Schopenhauer, "Ahlâk Üzerine" yazdığı denemede insanın kötücül bir varlık olduğunu, acı çeken birinin acılarından zevk aldığını dile getirir. Bununla beraber, Kant'ın "Görev Ahlâkı"na karşı çıkarak, ahlâk kuramını "Merhamet" nosyonuyla temellendirir. Ona göre insanın karanlık tarafı ağır basmaktadır. Dizginlenmeleri için monarşi ile yönetilmelidirler. Çünkü Schopenhauer, insanlarda monarşik içgüdünün varolduğunu, bunun sebebini ise hükümdarın peşinden sürü gibi gitmeleriyle izah eder.

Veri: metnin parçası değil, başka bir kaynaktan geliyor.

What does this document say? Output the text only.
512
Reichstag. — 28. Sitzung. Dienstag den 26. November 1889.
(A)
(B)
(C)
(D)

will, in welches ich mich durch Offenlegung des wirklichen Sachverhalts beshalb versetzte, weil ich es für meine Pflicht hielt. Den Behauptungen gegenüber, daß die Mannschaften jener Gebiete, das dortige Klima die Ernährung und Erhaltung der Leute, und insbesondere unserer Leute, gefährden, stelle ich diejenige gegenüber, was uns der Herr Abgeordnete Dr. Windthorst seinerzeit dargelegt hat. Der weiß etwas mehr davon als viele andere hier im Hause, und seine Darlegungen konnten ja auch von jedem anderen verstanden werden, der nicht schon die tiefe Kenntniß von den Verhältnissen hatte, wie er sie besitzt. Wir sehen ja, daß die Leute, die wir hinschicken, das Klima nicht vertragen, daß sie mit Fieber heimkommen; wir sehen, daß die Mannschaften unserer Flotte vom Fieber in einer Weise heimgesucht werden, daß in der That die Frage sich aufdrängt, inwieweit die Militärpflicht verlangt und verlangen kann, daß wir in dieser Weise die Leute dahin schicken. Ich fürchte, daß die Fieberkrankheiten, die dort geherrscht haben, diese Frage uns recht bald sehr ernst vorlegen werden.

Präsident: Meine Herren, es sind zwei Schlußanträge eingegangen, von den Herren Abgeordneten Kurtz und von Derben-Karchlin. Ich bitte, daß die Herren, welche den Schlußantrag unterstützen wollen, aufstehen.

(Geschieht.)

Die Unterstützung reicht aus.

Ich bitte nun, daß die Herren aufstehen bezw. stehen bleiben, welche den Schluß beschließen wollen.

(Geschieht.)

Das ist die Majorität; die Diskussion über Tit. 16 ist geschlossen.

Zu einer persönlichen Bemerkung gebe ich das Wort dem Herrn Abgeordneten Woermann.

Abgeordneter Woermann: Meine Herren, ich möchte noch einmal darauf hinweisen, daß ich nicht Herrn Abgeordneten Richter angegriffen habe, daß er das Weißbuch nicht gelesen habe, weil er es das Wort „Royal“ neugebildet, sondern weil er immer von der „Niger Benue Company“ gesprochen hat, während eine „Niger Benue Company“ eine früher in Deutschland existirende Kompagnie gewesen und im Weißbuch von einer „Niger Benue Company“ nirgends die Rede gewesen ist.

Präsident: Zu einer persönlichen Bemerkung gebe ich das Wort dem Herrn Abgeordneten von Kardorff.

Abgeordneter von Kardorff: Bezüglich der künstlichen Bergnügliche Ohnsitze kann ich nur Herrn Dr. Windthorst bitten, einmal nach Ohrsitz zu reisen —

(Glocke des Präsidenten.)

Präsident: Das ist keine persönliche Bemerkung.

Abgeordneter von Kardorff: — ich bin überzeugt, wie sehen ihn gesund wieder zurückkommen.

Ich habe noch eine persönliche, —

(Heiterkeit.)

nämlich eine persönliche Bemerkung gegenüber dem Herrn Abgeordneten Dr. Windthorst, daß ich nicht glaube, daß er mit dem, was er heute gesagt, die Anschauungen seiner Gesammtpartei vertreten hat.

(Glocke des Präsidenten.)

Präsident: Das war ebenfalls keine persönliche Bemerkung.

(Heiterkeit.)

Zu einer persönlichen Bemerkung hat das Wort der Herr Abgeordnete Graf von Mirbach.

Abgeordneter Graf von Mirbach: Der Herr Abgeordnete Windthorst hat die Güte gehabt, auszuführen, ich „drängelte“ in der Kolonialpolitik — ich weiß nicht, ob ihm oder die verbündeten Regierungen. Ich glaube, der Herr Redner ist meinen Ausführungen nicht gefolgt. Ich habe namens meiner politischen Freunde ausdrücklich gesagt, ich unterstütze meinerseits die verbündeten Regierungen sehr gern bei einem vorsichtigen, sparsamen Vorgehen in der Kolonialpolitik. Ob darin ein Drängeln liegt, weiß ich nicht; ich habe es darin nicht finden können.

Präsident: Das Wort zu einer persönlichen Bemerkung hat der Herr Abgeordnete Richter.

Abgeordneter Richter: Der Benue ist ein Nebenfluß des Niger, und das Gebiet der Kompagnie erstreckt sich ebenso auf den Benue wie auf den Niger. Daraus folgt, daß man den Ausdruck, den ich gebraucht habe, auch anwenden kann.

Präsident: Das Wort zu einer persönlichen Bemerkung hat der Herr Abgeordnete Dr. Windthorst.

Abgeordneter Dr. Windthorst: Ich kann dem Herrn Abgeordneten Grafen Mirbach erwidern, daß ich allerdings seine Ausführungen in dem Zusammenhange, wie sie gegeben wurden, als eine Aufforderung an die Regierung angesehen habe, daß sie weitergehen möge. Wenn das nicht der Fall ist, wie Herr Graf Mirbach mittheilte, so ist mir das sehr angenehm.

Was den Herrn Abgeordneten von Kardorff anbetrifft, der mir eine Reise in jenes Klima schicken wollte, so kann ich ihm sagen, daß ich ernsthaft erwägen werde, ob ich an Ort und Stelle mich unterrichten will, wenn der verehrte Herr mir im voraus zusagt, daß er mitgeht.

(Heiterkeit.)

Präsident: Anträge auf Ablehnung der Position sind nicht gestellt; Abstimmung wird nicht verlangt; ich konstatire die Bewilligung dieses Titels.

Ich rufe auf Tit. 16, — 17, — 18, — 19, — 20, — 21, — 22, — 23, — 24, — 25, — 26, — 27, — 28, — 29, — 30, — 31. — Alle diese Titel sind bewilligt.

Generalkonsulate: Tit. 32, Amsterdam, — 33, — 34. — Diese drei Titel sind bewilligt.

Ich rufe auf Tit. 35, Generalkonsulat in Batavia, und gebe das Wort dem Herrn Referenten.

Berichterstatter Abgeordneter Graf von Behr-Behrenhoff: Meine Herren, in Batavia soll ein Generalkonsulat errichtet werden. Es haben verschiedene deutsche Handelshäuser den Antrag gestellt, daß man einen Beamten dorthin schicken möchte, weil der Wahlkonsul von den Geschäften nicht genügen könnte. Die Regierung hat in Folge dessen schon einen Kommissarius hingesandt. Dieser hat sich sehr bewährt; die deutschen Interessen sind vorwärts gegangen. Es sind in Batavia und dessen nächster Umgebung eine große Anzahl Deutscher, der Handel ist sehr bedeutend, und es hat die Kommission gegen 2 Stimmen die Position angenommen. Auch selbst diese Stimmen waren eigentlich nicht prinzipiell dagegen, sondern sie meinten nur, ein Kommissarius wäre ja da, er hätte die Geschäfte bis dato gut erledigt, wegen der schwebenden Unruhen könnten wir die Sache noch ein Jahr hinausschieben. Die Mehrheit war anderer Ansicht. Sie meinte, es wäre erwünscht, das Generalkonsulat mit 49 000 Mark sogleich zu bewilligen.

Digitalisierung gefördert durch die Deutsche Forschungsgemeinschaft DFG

Sade; "Justine, Juliette ve Yatak Odasında Felsefe" gibi erotik yapıtlarında sadizmi, mazoşizmi, hazzı ve şehveti ön plana çıkarmış; monoteist dinleri, toplumsal normları, gelenek görenekleri ve ideolojileri cesur bir şekilde eleştirmiştir. Geniş bir imgelemi olan Sade, eserlerinde filozof üslubu kullanır, bu yüzden ona sadizmin filozofu demekte beis yoktur. O da insan doğasının kötü, bencil, güvenilmez ve sadist olduğuna dair uslamlamalarda bulunur. Yarattığı karakterlerin empati yoksunu, salt kendi alacağı hazzı düşünen özneler olması boşuna değildir. Machiavelli'ye yaptığı atıflarda bile bunu rahatlıkla anlayabiliriz.